Şimdi de ‘ak bacı’ çıktı!
Başbakan Ahmet Davutoğlu, dini siyasete alet etmekte adeta kendisinden önceki Başbakan’la yarışa girdi.
Önce bir cemevi ziyareti sırasında tüm ülkeyi “dergah”a çevirdiklerini söyledi; dün de partisinin Meclis Grup Toplantısı’nda, bir grup başörtülü kadını, “O ak yazmalarınıza kurban olalım. Allah razı olsun. Bütün ak bacılara selam olsun” diyerek selamladı.
İsteyen istediği şeye kurban olur... Ancak her iki günde bir kadının öldürüldüğü ya da tecavüze uğradığı bu ülkede bir Başbakan, ille de bir şeye kurban olacaksa; kadınların yaşama hakkına kurban olmalıdır!
Senin iktidarında kadınlar her türlü işkencenin, şiddetin ve aşağılamanın hedefi olacak; sonra sen iki tane tülbentli kadın görünce şov yapıp kadınları “ak bacılar”, “ak olmayan bacılar” diye ikiye ayıracaksın; yandaşın olan kadınlara yaranmak için de “O ak yazmanıza kurban olalım” diyeceksin...
Hadi canım sende!

156+243!
Abdullah Gül’e sormaya devam ediyoruz.
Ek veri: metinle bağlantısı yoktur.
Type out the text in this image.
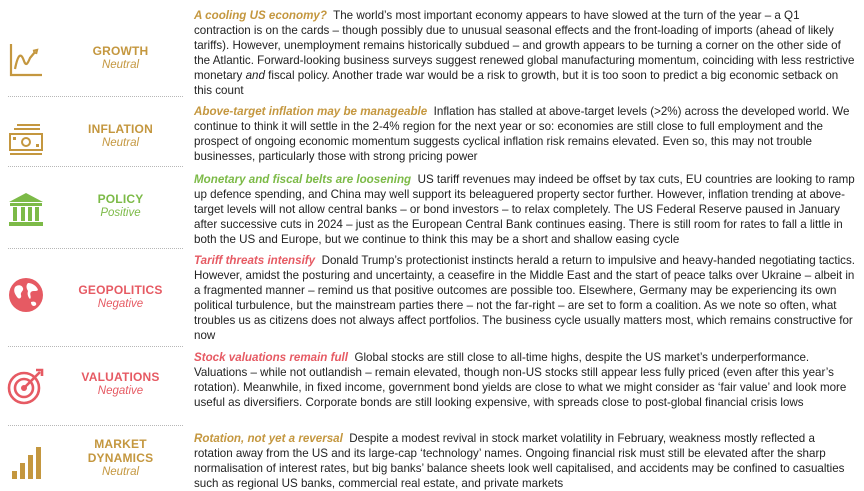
GROWTH
Neutral
A cooling US economy? The world’s most important economy appears to have slowed at the turn of the year – a Q1 contraction is on the cards – though possibly due to unusual seasonal effects and the front-loading of imports (ahead of likely tariffs). However, unemployment remains historically subdued – and growth appears to be turning a corner on the other side of the Atlantic. Forward-looking business surveys suggest renewed global manufacturing momentum, coinciding with less restrictive monetary and fiscal policy. Another trade war would be a risk to growth, but it is too soon to predict a big economic setback on this count
INFLATION
Neutral
Above-target inflation may be manageable Inflation has stalled at above-target levels (>2%) across the developed world. We continue to think it will settle in the 2-4% region for the next year or so: economies are still close to full employment and the prospect of ongoing economic momentum suggests cyclical inflation risk remains elevated. Even so, this may not trouble businesses, particularly those with strong pricing power
POLICY
Positive
Monetary and fiscal belts are loosening US tariff revenues may indeed be offset by tax cuts, EU countries are looking to ramp up defence spending, and China may well support its beleaguered property sector further. However, inflation trending at above-target levels will not allow central banks – or bond investors – to relax completely. The US Federal Reserve paused in January after successive cuts in 2024 – just as the European Central Bank continues easing. There is still room for rates to fall a little in both the US and Europe, but we continue to think this may be a short and shallow easing cycle
GEOPOLITICS
Negative
Tariff threats intensify Donald Trump’s protectionist instincts herald a return to impulsive and heavy-handed negotiating tactics. However, amidst the posturing and uncertainty, a ceasefire in the Middle East and the start of peace talks over Ukraine – albeit in a fragmented manner – remind us that positive outcomes are possible too. Elsewhere, Germany may be experiencing its own political turbulence, but the mainstream parties there – not the far-right – are set to form a coalition. As we note so often, what troubles us as citizens does not always affect portfolios. The business cycle usually matters most, which remains constructive for now
VALUATIONS
Negative
Stock valuations remain full Global stocks are still close to all-time highs, despite the US market’s underperformance. Valuations – while not outlandish – remain elevated, though non-US stocks still appear less fully priced (even after this year’s rotation). Meanwhile, in fixed income, government bond yields are close to what we might consider as ‘fair value’ and look more useful as diversifiers. Corporate bonds are still looking expensive, with spreads close to post-global financial crisis lows
MARKET
DYNAMICS
Neutral
Rotation, not yet a reversal Despite a modest revival in stock market volatility in February, weakness mostly reflected a rotation away from the US and its large-cap ‘technology’ names. Ongoing financial risk must still be elevated after the sharp normalisation of interest rates, but big banks’ balance sheets look well capitalised, and accidents may be confined to casualties such as regional US banks, commercial real estate, and private markets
Söz sırası Gıyap Eligüzel’de... Sizin de Gül’e söyleyecekleriniz varsa mustafa0mutlu@gmail.com adresine gönderebilirsiniz:
“Abdullah Bey...
Her gün Aydınlık’ın üçüncü sayfasını büyük bir heyecanla açıyorum ve Mustafa Bey’in pes edip etmediğine bakıyorum.
Ne yalan söyleyeyim; Huber’le ilgili bölümü görünce mutlu oluyorum.
Neden biliyor musunuz?
Çünkü sizin masum olduğunuza inanmıyorum.”

GÜNÜN İSYANI
Devlet Bahçeli dün partisinin grup toplantısında konuşurken önündeki metni okuduğu prompter arızalanmış... Bunun üzerine yanındakilere dönüp sormuş:
“Bu, kapandı mı ya?”
İsyanım, kendisine:
Yok, kapanmadı... Sadece senin söyleyeceklerin bitti! Bu yüzden aletler bile isyan ediyor!